EN 18223 – System Interoperability
EN 18223 rounds out the package by addressing interoperability between different DPP systems, platforms, and national infrastructures. The standard defines conformance levels and specifies the minimum requirements a system must meet to be considered interoperable. For companies operating across multiple EU member states, EN 18223 is the most directly relevant standard: it prevents national implementations from becoming isolated technical silos.
Connection to the Battery Regulation and Sector-Specific Requirements
This standards package is not sector-isolated. The Battery Regulation (EU) 2023/1542 already implicitly recognizes the lot/item distinction: capacity data that changes through degradation must be kept current. Without a clear storage and resolver architecture — as EN 18219 and EN 18220 now define — that requirement is nearly impossible to fulfill. Manufacturers of industrial batteries and electric vehicle batteries can therefore use the new standards directly as an implementation guide.
The same applies to the steel sector: the JRC draft for steel-specific DPP requirements stipulates that the product-specific carbon footprint be maintained at the batch level and calculated using ISO-14067-compatible methods. EN 18216 provides the data model for this; EN 18219 provides the storage architecture.
What You Should Do Now
Audit Your Identification Infrastructure
The first step is to verify whether your existing product identifiers are compliant with EN 18217. If you're already using GTINs and GS1 Digital Links, you're well positioned. If you rely on proprietary identifiers, you'll need to develop a migration strategy.
Plan Your Resolver Architecture
EN 18219 makes a resolver infrastructure mandatory. You'll need to decide whether to operate your own resolver or use a third-party provider. The critical requirement is that the resolver supports the response formats defined in the standard and can communicate with the central EU DPP registry.
Ensure API Conformance
If you operate your own DPP platform, you must implement the EN 18220 interfaces. For companies without in-house IT capacity, the recommendation is to select a platform early — one that fully supports the standards, not just selected aspects of them.
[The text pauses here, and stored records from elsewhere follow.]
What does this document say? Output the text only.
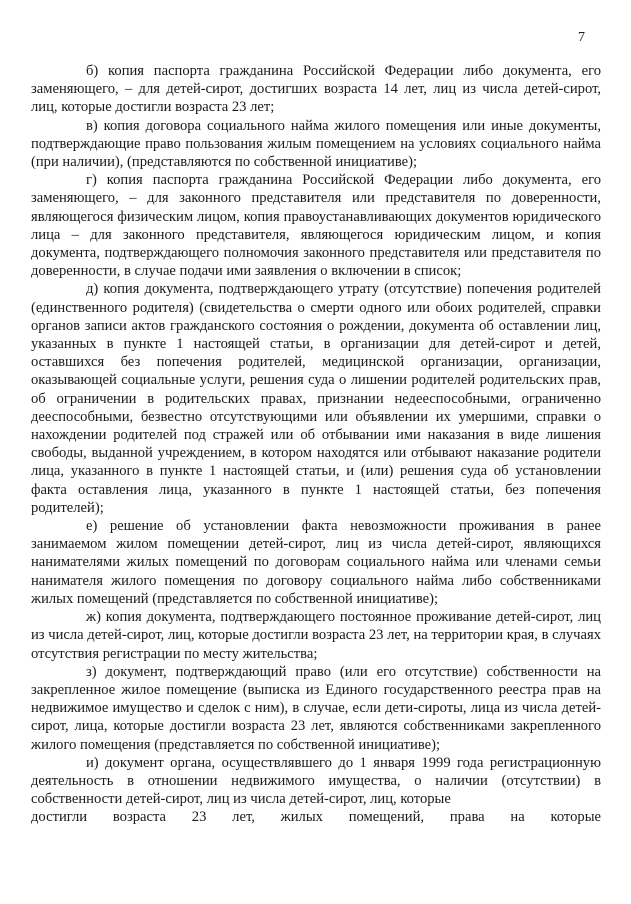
7

б) копия паспорта гражданина Российской Федерации либо документа, его заменяющего, – для детей-сирот, достигших возраста 14 лет, лиц из числа детей-сирот, лиц, которые достигли возраста 23 лет;

в) копия договора социального найма жилого помещения или иные документы, подтверждающие право пользования жилым помещением на условиях социального найма (при наличии), (представляются по собственной инициативе);

г) копия паспорта гражданина Российской Федерации либо документа, его заменяющего, – для законного представителя или представителя по доверенности, являющегося физическим лицом, копия правоустанавливающих документов юридического лица – для законного представителя, являющегося юридическим лицом, и копия документа, подтверждающего полномочия законного представителя или представителя по доверенности, в случае подачи ими заявления о включении в список;

д) копия документа, подтверждающего утрату (отсутствие) попечения родителей (единственного родителя) (свидетельства о смерти одного или обоих родителей, справки органов записи актов гражданского состояния о рождении, документа об оставлении лиц, указанных в пункте 1 настоящей статьи, в организации для детей-сирот и детей, оставшихся без попечения родителей, медицинской организации, организации, оказывающей социальные услуги, решения суда о лишении родителей родительских прав, об ограничении в родительских правах, признании недееспособными, ограниченно дееспособными, безвестно отсутствующими или объявлении их умершими, справки о нахождении родителей под стражей или об отбывании ими наказания в виде лишения свободы, выданной учреждением, в котором находятся или отбывают наказание родители лица, указанного в пункте 1 настоящей статьи, и (или) решения суда об установлении факта оставления лица, указанного в пункте 1 настоящей статьи, без попечения родителей);

е) решение об установлении факта невозможности проживания в ранее занимаемом жилом помещении детей-сирот, лиц из числа детей-сирот, являющихся нанимателями жилых помещений по договорам социального найма или членами семьи нанимателя жилого помещения по договору социального найма либо собственниками жилых помещений (представляется по собственной инициативе);

ж) копия документа, подтверждающего постоянное проживание детей-сирот, лиц из числа детей-сирот, лиц, которые достигли возраста 23 лет, на территории края, в случаях отсутствия регистрации по месту жительства;

з) документ, подтверждающий право (или его отсутствие) собственности на закрепленное жилое помещение (выписка из Единого государственного реестра прав на недвижимое имущество и сделок с ним), в случае, если дети-сироты, лица из числа детей-сирот, лица, которые достигли возраста 23 лет, являются собственниками закрепленного жилого помещения (представляется по собственной инициативе);

и) документ органа, осуществлявшего до 1 января 1999 года регистрационную деятельность в отношении недвижимого имущества, о наличии (отсутствии) в собственности детей-сирот, лиц из числа детей-сирот, лиц, которые

достигли возраста 23 лет, жилых помещений, права на которые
Looking Ahead: Additional Standards and Delegated Acts
CEN and CENELEC have announced that the standards package will be expanded incrementally. In parallel, the European Commission is working on the sector-specific implementing regulations that will build on these standards. A regulation for textiles is expected before the end of 2025; further steps for electronics and additional product categories will follow through 2027.
Companies that begin implementation now have a structural advantage: they can make architectural decisions without the pressure of imminent deadlines, and they can adapt their systems incrementally to new sector-specific requirements — rather than building monolithic solutions under time pressure that make future changes harder.
The publication of EN 18216 through EN 18223 is not a bureaucratic milestone — it's the starting gun for a concrete implementation phase. If you understand the standards, you can make the right architectural choices today.